As one of the longest-running (not to mention most influential) hard rock bands to form in the ’70s, AC/DC managed to stay relevant years after Angus Young first slipped into a pair of schoolboy shorts. While many of their contemporaries play county fairs, AC/DC still throw some weight on the charts.
But it wasn’t always that way, especially in America.
After releasing their first two albums in Australia — High Voltage and T.N.T., both in 1975 — AC/DC combined highlights from those efforts into their 1976 international debut, also titled High Voltage. It’s now regarded as a classic, but the album did very little in the U.S. upon its release (Rolling Stone referring to it as hard rock’s “all-time low” in a 1976 review probably didn’t help). In fact, it only entered the Billboard 200 in 1981 — following the runaway success of Back In Black, and after a 1981 U.S. release of Dirty Deeds Done Dirt Cheap (which came out in 1976 elsewhere) that peaked at No. 3.
But let’s rewind back to August 1977, when the band first entered the Billboard 200 with Let There Be Rock, which peaked at No. 154 in October. Powerage, which followed in 1978, fared slightly better, peaking at No. 133 that year.
It wasn’t until 1979 that AC/DC started to make real headway in the States. Buoyed by the moderate success of its title track as a single (and crisp production from Robert John “Mutt” Lange), Highway to Hell entered the Billboard 200 at No. 109, later becoming its first top 40 album, peaking at No. 17 that year.
Three months after AC/DC’s new album chart peak with Highway to Hell, on Feb. 19, 1980, the band’s lead singer Bon Scott was found dead of acute alcoholic poisoning. But AC/DC was far from over.
Released just five months after Scott’s death, Back In Black — with Brian Johnson and his piercing pipes taking over vocals from the late frontman — became AC/DC’s then-highest charting album, peaking at No. 4 and spending 23 weeks in the top 10. While Back in Black remains one of the best-selling albums of all time (22 million shipped, according to the Recording Industry Association of America), it might surprise fans to find out it never hit No. 1 on the Billboard 200.
AC/DC wouldn’t achieve that feat until the following year, when For Those About to Rock We Salute You topped the Billboard 200. Their next three albums saw the band’s fortunes dip ever so slightly. Flick of the Switch peaked at No. 15, Fly On the Wall didn’t rise higher than No. 32, and Blow Up Your Video peaked at No. 12.

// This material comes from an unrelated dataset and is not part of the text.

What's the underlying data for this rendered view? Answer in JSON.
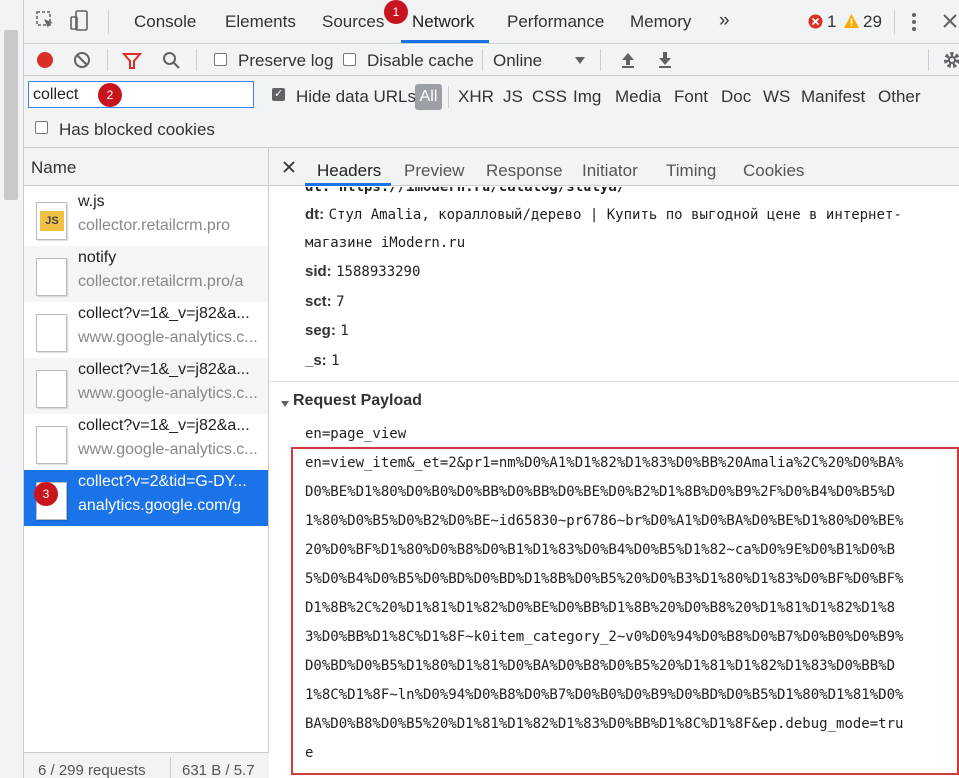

But unlike many of their ’70s peers, AC/DC actually scaled back up the charts during the ’90s. The Razors Edge scored two top five hit singles on the Mainstream Rock Songs chart (“Moneytalks” and “Thunderstruck”), and bulleted from No. 55 to No. 2 on the Billboard 200 within the space of a month. The follow-up, 1995’s Ballbreaker, scored them their then-highest debut, arriving at No. 4 (its peak). Another studio set, 2000’s Stiff Upper Lip, debuted and peaked at No. 7.
With the release of Black Ice in 2008, AC/DC topped the Billboard 200 for the first time in 26 years (and the second time ever). The set was initially exclusively released — on CD only — through Walmart, Sam’s Club and the band’s website, and garnered a massive amount of promotion from Walmart. The huge promotional push from the retailer engineered the album’s whopping 784,000 debut sales week (according to Nielsen Music). No rock album has sold more in a single week since Black Ice bowed, and only seven albums overall have shifted a greater sum since then (most recently, Taylor Swift‘s 1989, when it launched with 1.29 million).
Fast forward to 2014. It’s been a rough year for AC/DC, with dementia forcing Malcolm Young to leave the band and Phil Rudd seemingly estranged from the band after being charged with threatening to kill someone and drug possession. Regardless, their fifteenth studio album — the aptly titled Rock Or Bust — notched an impressive debut, hitting No. 3 on the Billboard 200 and No. 1 on Top Rock Albums with 172,000 copies sold in its debut week.
If Rock Or Bust does prove to be the band’s last album, AC/DC are certainly going out on a note as high as Johnson’s wail.